A lot of it has been. It's rare that one has to go down to the gov't office to get a form or a plat or to research a piece of real estate. The number of employees has been reduced in that area. But that isn't robotics, it's just digitizing paper records. Office procedures have also been streamlined considerably since the info the bureaucrats need every day is right on their desk in fairly good format for search and compiling. Half the researchers now do ten times the work. It's still not robotics, just GIS and database and spreadsheet organization. Without the digital revolution this gov't would cost 10 times as much and still wouldn't be at all productive, speaking of productivity in the modern way when nobody actually produces anything anymore.
I still think the key to the robotic age, is making the robotics standard enough that everyone can afford one and everyone who wants to can program them.
And then if robotics can be made intelligent enough to do low level worker jobs, from farm economies to cleaning personnel (there is an automated janitor that has been developed), then what do we do?

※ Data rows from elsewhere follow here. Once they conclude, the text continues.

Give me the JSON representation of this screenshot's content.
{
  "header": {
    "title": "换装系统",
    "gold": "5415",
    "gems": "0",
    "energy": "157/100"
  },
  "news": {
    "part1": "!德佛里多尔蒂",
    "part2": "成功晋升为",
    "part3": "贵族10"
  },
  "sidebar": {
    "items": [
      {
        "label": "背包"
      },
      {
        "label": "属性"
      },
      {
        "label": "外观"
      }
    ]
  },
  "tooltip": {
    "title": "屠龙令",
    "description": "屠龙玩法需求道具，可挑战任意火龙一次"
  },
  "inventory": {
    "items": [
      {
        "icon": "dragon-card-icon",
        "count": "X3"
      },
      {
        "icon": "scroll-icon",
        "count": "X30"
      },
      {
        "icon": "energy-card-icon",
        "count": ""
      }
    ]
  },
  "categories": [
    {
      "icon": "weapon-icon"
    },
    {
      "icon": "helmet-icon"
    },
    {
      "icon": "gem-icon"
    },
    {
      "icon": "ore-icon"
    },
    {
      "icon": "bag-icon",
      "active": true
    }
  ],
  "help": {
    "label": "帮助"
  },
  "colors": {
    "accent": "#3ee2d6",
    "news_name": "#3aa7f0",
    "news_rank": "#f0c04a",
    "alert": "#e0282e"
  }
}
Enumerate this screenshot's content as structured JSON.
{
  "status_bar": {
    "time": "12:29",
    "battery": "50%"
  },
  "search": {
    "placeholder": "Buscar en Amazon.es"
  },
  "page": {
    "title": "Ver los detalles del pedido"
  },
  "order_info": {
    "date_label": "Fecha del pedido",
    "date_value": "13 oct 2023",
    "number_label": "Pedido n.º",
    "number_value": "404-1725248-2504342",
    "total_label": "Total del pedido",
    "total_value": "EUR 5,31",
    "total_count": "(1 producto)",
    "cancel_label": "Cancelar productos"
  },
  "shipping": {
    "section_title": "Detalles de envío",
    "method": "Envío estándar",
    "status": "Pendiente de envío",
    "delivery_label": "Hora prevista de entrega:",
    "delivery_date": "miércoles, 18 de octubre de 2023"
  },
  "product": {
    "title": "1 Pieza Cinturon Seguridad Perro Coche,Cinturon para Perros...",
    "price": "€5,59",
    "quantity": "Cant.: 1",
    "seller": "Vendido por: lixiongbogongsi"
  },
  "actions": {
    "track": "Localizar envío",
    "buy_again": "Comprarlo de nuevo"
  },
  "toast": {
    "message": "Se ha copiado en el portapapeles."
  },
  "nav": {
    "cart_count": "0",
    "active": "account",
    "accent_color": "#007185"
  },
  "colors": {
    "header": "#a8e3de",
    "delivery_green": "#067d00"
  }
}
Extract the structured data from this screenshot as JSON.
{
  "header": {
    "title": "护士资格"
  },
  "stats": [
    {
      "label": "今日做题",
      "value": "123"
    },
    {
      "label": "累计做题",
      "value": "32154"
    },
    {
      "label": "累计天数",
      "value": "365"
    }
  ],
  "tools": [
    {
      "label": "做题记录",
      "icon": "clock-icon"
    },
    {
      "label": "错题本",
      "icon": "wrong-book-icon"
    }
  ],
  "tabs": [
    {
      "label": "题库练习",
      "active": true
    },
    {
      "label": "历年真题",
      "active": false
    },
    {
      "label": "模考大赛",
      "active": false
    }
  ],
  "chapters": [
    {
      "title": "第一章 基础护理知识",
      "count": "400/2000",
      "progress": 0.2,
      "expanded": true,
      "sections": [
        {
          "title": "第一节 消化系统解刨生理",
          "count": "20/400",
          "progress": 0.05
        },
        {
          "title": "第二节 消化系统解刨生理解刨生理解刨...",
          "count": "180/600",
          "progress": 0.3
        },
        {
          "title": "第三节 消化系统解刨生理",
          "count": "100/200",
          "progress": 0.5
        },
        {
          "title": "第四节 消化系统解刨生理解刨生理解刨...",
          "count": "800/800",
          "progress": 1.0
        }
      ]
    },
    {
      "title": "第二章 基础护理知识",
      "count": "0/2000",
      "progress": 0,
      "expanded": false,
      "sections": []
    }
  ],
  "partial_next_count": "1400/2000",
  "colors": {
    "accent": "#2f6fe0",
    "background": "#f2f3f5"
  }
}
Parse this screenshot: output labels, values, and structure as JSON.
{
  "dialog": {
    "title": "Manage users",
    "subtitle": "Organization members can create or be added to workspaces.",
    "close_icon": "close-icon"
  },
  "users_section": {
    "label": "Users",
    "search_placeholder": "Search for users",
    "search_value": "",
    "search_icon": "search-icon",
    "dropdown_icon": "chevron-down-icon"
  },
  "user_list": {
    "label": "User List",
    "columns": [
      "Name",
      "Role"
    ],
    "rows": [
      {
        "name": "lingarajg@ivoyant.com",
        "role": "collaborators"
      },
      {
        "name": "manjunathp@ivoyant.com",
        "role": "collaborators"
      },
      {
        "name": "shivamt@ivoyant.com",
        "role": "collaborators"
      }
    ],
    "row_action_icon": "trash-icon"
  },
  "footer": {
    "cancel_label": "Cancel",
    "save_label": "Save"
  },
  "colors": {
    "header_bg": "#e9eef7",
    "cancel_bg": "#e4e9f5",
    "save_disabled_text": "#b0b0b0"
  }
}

Do we all become entertainers in the dream society?
If the free market can not put the labor to work fast enough, I hate to say it, but government may need to identify and fund key areas of research in order to keep the workforce busy. That means higher taxes and a higher percent of income going to the government, but if we are all getting rich of a completely automated economy, is that so bad?
Normally I'd abhor government interference, and wealth redistribution, but if the labor dislocations become bad enough, I think government should step in. But they should do so in a way that government can disengage as the free market discovers additional opportunities to employ labor. Disengagement has never been government's strong suit, but I don't see any alternative.